Aquella mañana de invierno era uno de esos días en los que habría sido mejor no haberse levantado. No había pasado nada en su vida para que se sintiera de ese modo; de hecho, todo iba condenadamente bien. Pero sus radicales cambios de humor nunca habían necesitado algún tipo de excusa.
Tumbada en el césped de su parque favorito, observaba el cielo mientras la música de su mp3 resonaba en sus oídos. Había traído un libro consigo, pero lo había dejado de lado tras leer un par de líneas: no lograba concentrarse lo suficiente. En su lugar, observaba las idas y venidas de las nubes, inventaba historias sobre las diferentes figuras que veía en ellas, e intentaba no pensar en lo absurda que se sentía por estar siempre a merced de un estado de ánimo tan irrazonablemente inexplicable.
Un perro lanudo se le acercó moviendo la cola y olisqueó sus dedos que descansaban entre la hierba, antes de salir corriendo tras la llamada de su amo.

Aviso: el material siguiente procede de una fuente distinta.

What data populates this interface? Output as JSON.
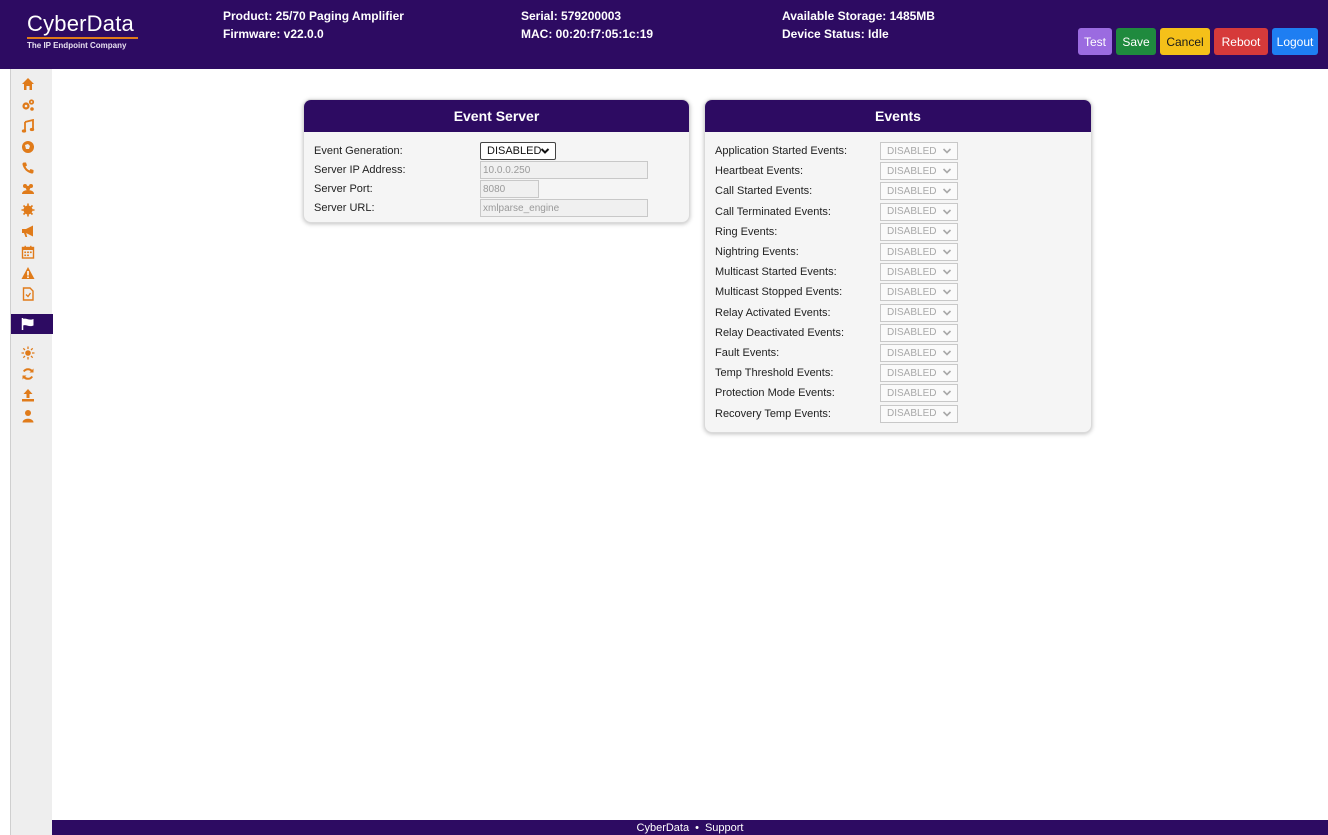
{
  "brand": {
    "name": "CyberData",
    "tagline": "The IP Endpoint Company",
    "accent": "#e07b1a",
    "header_bg": "#2d0b62"
  },
  "header": {
    "product": "Product: 25/70 Paging Amplifier",
    "firmware": "Firmware: v22.0.0",
    "serial": "Serial: 579200003",
    "mac": "MAC: 00:20:f7:05:1c:19",
    "storage": "Available Storage: 1485MB",
    "status": "Device Status: Idle",
    "buttons": {
      "test": "Test",
      "save": "Save",
      "cancel": "Cancel",
      "reboot": "Reboot",
      "logout": "Logout"
    }
  },
  "sidebar": {
    "icons": [
      "home-icon",
      "settings-icon",
      "music-icon",
      "network-icon",
      "phone-icon",
      "users-icon",
      "sip-icon",
      "megaphone-icon",
      "calendar-icon",
      "alert-icon",
      "file-icon",
      "flag-icon",
      "sun-icon",
      "sync-icon",
      "upload-icon",
      "user-icon"
    ],
    "active": "flag-icon"
  },
  "event_server": {
    "title": "Event Server",
    "event_generation": {
      "label": "Event Generation:",
      "value": "DISABLED"
    },
    "server_ip": {
      "label": "Server IP Address:",
      "value": "10.0.0.250"
    },
    "server_port": {
      "label": "Server Port:",
      "value": "8080"
    },
    "server_url": {
      "label": "Server URL:",
      "value": "xmlparse_engine"
    }
  },
  "events": {
    "title": "Events",
    "rows": [
      {
        "label": "Application Started Events:",
        "value": "DISABLED"
      },
      {
        "label": "Heartbeat Events:",
        "value": "DISABLED"
      },
      {
        "label": "Call Started Events:",
        "value": "DISABLED"
      },
      {
        "label": "Call Terminated Events:",
        "value": "DISABLED"
      },
      {
        "label": "Ring Events:",
        "value": "DISABLED"
      },
      {
        "label": "Nightring Events:",
        "value": "DISABLED"
      },
      {
        "label": "Multicast Started Events:",
        "value": "DISABLED"
      },
      {
        "label": "Multicast Stopped Events:",
        "value": "DISABLED"
      },
      {
        "label": "Relay Activated Events:",
        "value": "DISABLED"
      },
      {
        "label": "Relay Deactivated Events:",
        "value": "DISABLED"
      },
      {
        "label": "Fault Events:",
        "value": "DISABLED"
      },
      {
        "label": "Temp Threshold Events:",
        "value": "DISABLED"
      },
      {
        "label": "Protection Mode Events:",
        "value": "DISABLED"
      },
      {
        "label": "Recovery Temp Events:",
        "value": "DISABLED"
      }
    ]
  },
  "footer": {
    "link1": "CyberData",
    "separator": "•",
    "link2": "Support"
  }
}
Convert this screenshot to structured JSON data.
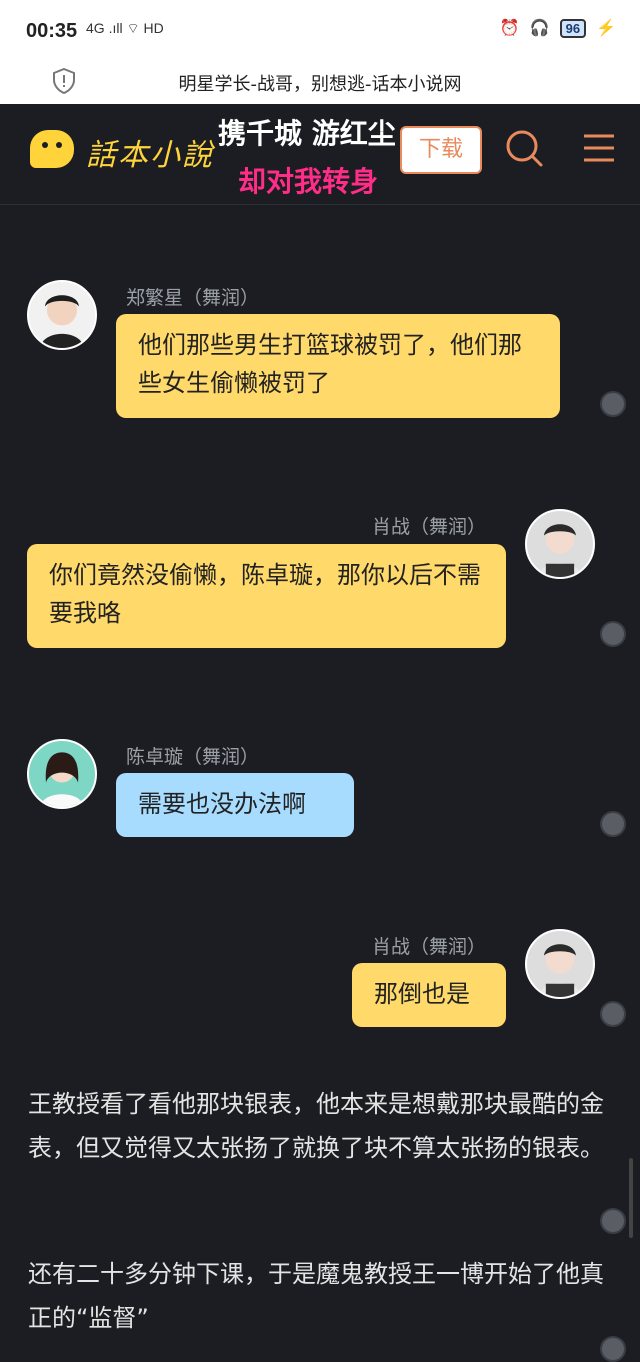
{
  "status": {
    "time": "00:35",
    "net": "4G .ıll",
    "hd": "HD",
    "battery": "96"
  },
  "urlbar": {
    "title": "明星学长-战哥，别想逃-话本小说网"
  },
  "header": {
    "logo": "話本小說",
    "overlay_line1": "携千城 游红尘",
    "overlay_line2": "却对我转身",
    "download": "下载"
  },
  "chat": [
    {
      "name": "郑繁星（舞润）",
      "text": "他们那些男生打篮球被罚了，他们那些女生偷懒被罚了"
    },
    {
      "name": "肖战（舞润）",
      "text": "你们竟然没偷懒，陈卓璇，那你以后不需要我咯"
    },
    {
      "name": "陈卓璇（舞润）",
      "text": "需要也没办法啊"
    },
    {
      "name": "肖战（舞润）",
      "text": "那倒也是"
    }
  ],
  "narration": [
    "王教授看了看他那块银表，他本来是想戴那块最酷的金表，但又觉得又太张扬了就换了块不算太张扬的银表。",
    "还有二十多分钟下课，于是魔鬼教授王一博开始了他真正的“监督”"
  ],
  "colors": {
    "bg": "#1b1d22",
    "yellow_bubble": "#ffd96a",
    "blue_bubble": "#a8dcff",
    "accent": "#ff2d88",
    "download": "#e88a5b"
  }
}
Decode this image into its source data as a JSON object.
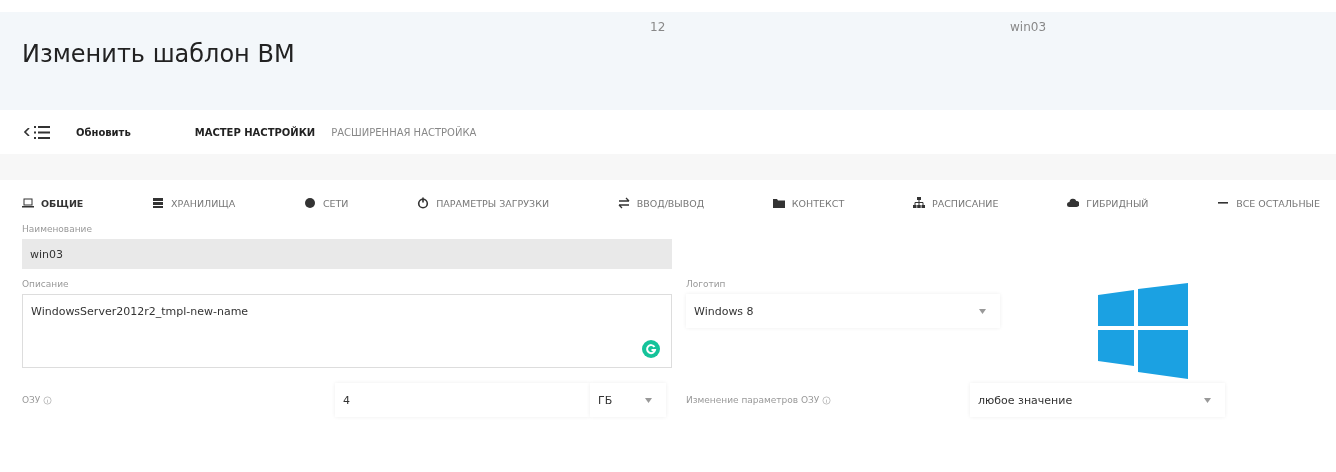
{
  "header": {
    "title": "Изменить шаблон ВМ",
    "id": "12",
    "name": "win03"
  },
  "toolbar": {
    "refresh": "Обновить",
    "modes": [
      {
        "label": "МАСТЕР НАСТРОЙКИ",
        "selected": true
      },
      {
        "label": "РАСШИРЕННАЯ НАСТРОЙКА",
        "selected": false
      }
    ]
  },
  "tabs": [
    {
      "label": "ОБЩИЕ",
      "selected": true
    },
    {
      "label": "ХРАНИЛИЩА",
      "selected": false
    },
    {
      "label": "СЕТИ",
      "selected": false
    },
    {
      "label": "ПАРАМЕТРЫ ЗАГРУЗКИ",
      "selected": false
    },
    {
      "label": "ВВОД/ВЫВОД",
      "selected": false
    },
    {
      "label": "КОНТЕКСТ",
      "selected": false
    },
    {
      "label": "РАСПИСАНИЕ",
      "selected": false
    },
    {
      "label": "ГИБРИДНЫЙ",
      "selected": false
    },
    {
      "label": "ВСЕ ОСТАЛЬНЫЕ",
      "selected": false
    }
  ],
  "form": {
    "name": {
      "label": "Наименование",
      "value": "win03",
      "disabled": true
    },
    "description": {
      "label": "Описание",
      "value": "WindowsServer2012r2_tmpl-new-name"
    },
    "logo": {
      "label": "Логотип",
      "value": "Windows 8"
    },
    "ram": {
      "label": "ОЗУ",
      "value": "4",
      "unit": "ГБ"
    },
    "ram_change": {
      "label": "Изменение параметров ОЗУ",
      "value": "любое значение"
    }
  }
}
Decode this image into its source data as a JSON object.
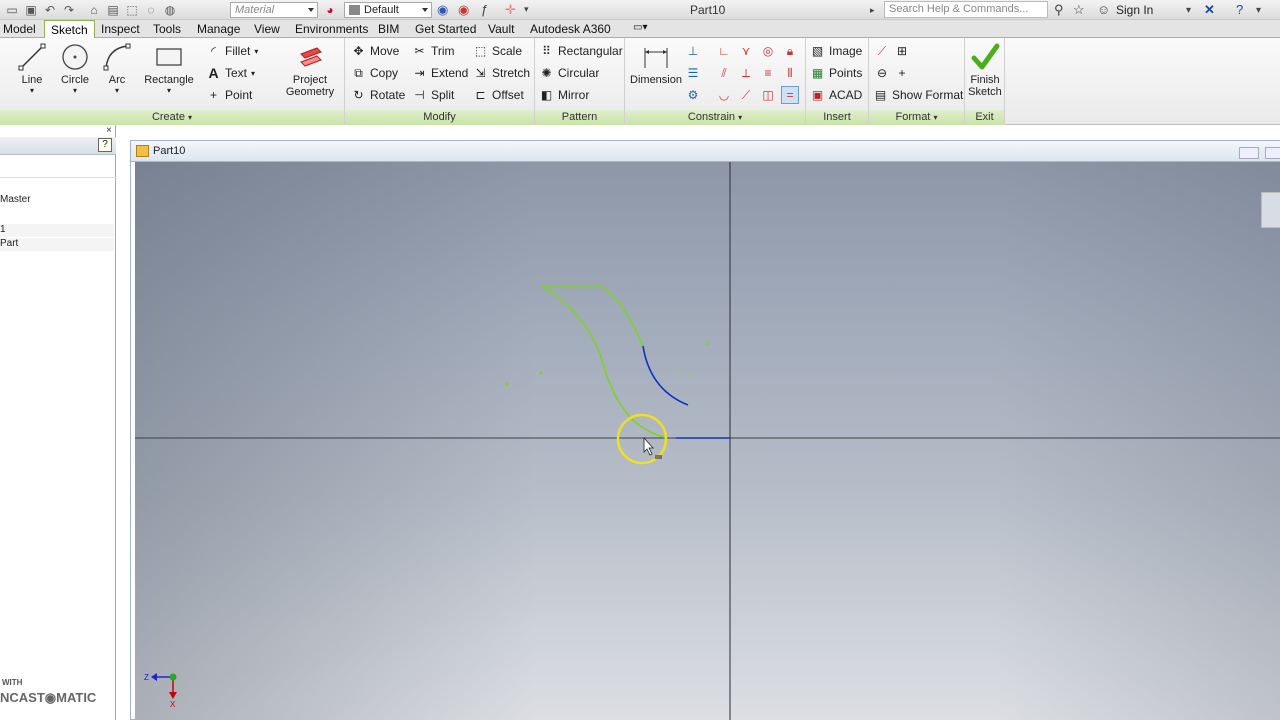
{
  "titlebar": {
    "material_value": "Material",
    "appearance_value": "Default",
    "doc_title": "Part10",
    "search_placeholder": "Search Help & Commands...",
    "signin_label": "Sign In"
  },
  "tabs": [
    {
      "label": "Model"
    },
    {
      "label": "Sketch"
    },
    {
      "label": "Inspect"
    },
    {
      "label": "Tools"
    },
    {
      "label": "Manage"
    },
    {
      "label": "View"
    },
    {
      "label": "Environments"
    },
    {
      "label": "BIM"
    },
    {
      "label": "Get Started"
    },
    {
      "label": "Vault"
    },
    {
      "label": "Autodesk A360"
    }
  ],
  "ribbon": {
    "create": {
      "title": "Create",
      "line": "Line",
      "circle": "Circle",
      "arc": "Arc",
      "rectangle": "Rectangle",
      "fillet": "Fillet",
      "text": "Text",
      "point": "Point",
      "project_geometry_1": "Project",
      "project_geometry_2": "Geometry"
    },
    "modify": {
      "title": "Modify",
      "move": "Move",
      "copy": "Copy",
      "rotate": "Rotate",
      "trim": "Trim",
      "extend": "Extend",
      "split": "Split",
      "scale": "Scale",
      "stretch": "Stretch",
      "offset": "Offset"
    },
    "pattern": {
      "title": "Pattern",
      "rectangular": "Rectangular",
      "circular": "Circular",
      "mirror": "Mirror"
    },
    "constrain": {
      "title": "Constrain",
      "dimension": "Dimension"
    },
    "insert": {
      "title": "Insert",
      "image": "Image",
      "points": "Points",
      "acad": "ACAD"
    },
    "format": {
      "title": "Format",
      "show_format": "Show Format"
    },
    "exit": {
      "title": "Exit",
      "finish_1": "Finish",
      "finish_2": "Sketch"
    }
  },
  "browser": {
    "help_glyph": "?",
    "close_glyph": "×",
    "rows": [
      "Master",
      "1",
      "Part"
    ]
  },
  "graphics": {
    "window_title": "Part10"
  },
  "watermark": {
    "with": "WITH",
    "brand": "NCAST◉MATIC"
  },
  "colors": {
    "sketch_green": "#7ed321",
    "sketch_blue": "#1030c8",
    "cursor_highlight": "#f0e020",
    "ribbon_accent": "#c9e3a6",
    "finish_check": "#4caf1a"
  }
}
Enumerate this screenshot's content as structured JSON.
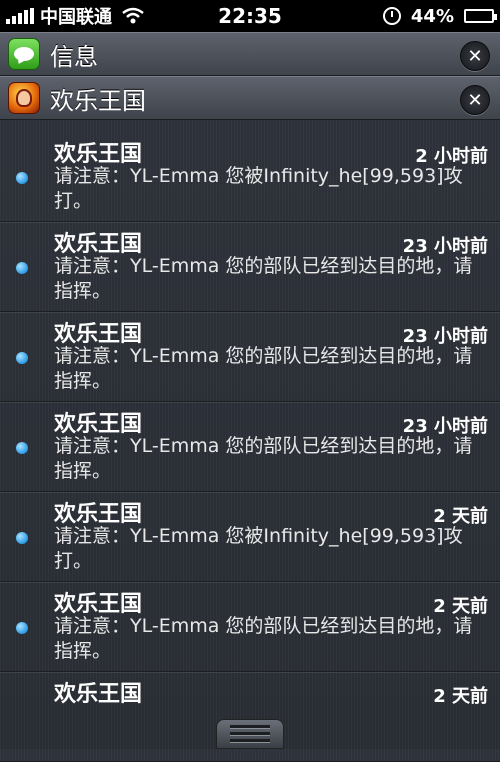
{
  "status_bar": {
    "carrier": "中国联通",
    "time": "22:35",
    "battery": "44%",
    "battery_level": 0.44
  },
  "sections": {
    "messages": {
      "title": "信息",
      "close": "✕"
    },
    "game": {
      "title": "欢乐王国",
      "close": "✕"
    }
  },
  "notifications": [
    {
      "app": "欢乐王国",
      "when": "2 小时前",
      "body": "请注意：YL-Emma 您被Infinity_he[99,593]攻打。"
    },
    {
      "app": "欢乐王国",
      "when": "23 小时前",
      "body": "请注意：YL-Emma 您的部队已经到达目的地，请指挥。"
    },
    {
      "app": "欢乐王国",
      "when": "23 小时前",
      "body": "请注意：YL-Emma 您的部队已经到达目的地，请指挥。"
    },
    {
      "app": "欢乐王国",
      "when": "23 小时前",
      "body": "请注意：YL-Emma 您的部队已经到达目的地，请指挥。"
    },
    {
      "app": "欢乐王国",
      "when": "2 天前",
      "body": "请注意：YL-Emma 您被Infinity_he[99,593]攻打。"
    },
    {
      "app": "欢乐王国",
      "when": "2 天前",
      "body": "请注意：YL-Emma 您的部队已经到达目的地，请指挥。"
    },
    {
      "app": "欢乐王国",
      "when": "2 天前",
      "body": ""
    }
  ],
  "colors": {
    "unread_dot": "#2a9be6",
    "background": "#2c3037"
  }
}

Ella apenas se movió un ápice, y sólo dejó escapar una lágrima que le humedeció la oreja derecha. No lloraba por el perro, ni por ella misma, ni por nada que su mente pudiera llegar a concebir. Lloraba porque sí, porque odiaba el viento que le hacía revolotear el pelo, porque empezaba a tener frío, porque tenía un examen al día siguiente y estaba allí sin hacer nada, porque enero era un mes que cada año le gustaba menos...
Allí tumbada, pensó en que quizás, al otro lado del mundo había otra chica tumbada en alguna parte, mirando el cielo tal y como hacía ella. Quizás lloraba, y seguramente tendría más razones que ella para hacerlo. Pensó que quizás por la tarde, o al día siguiente, la chica imaginaria se daría cuenta de lo superficial de su problema o de su fácil solución, y volvería a sonreír. Y entonces ella sonrió y otra lágrima se le escapó, esta vez de su ojo izquierdo, pero con un significado totalmente distinto.
Volvió a fijarse en las nubes y sus formas le parecieron mucho más agradables, e incluso algún que otro rayo de sol parecía filtrarse por entre las copas de los árboles. Aún sonreía cuando notó las primeras gotas de lluvia mojar su rostro. Era hora de volver a casa.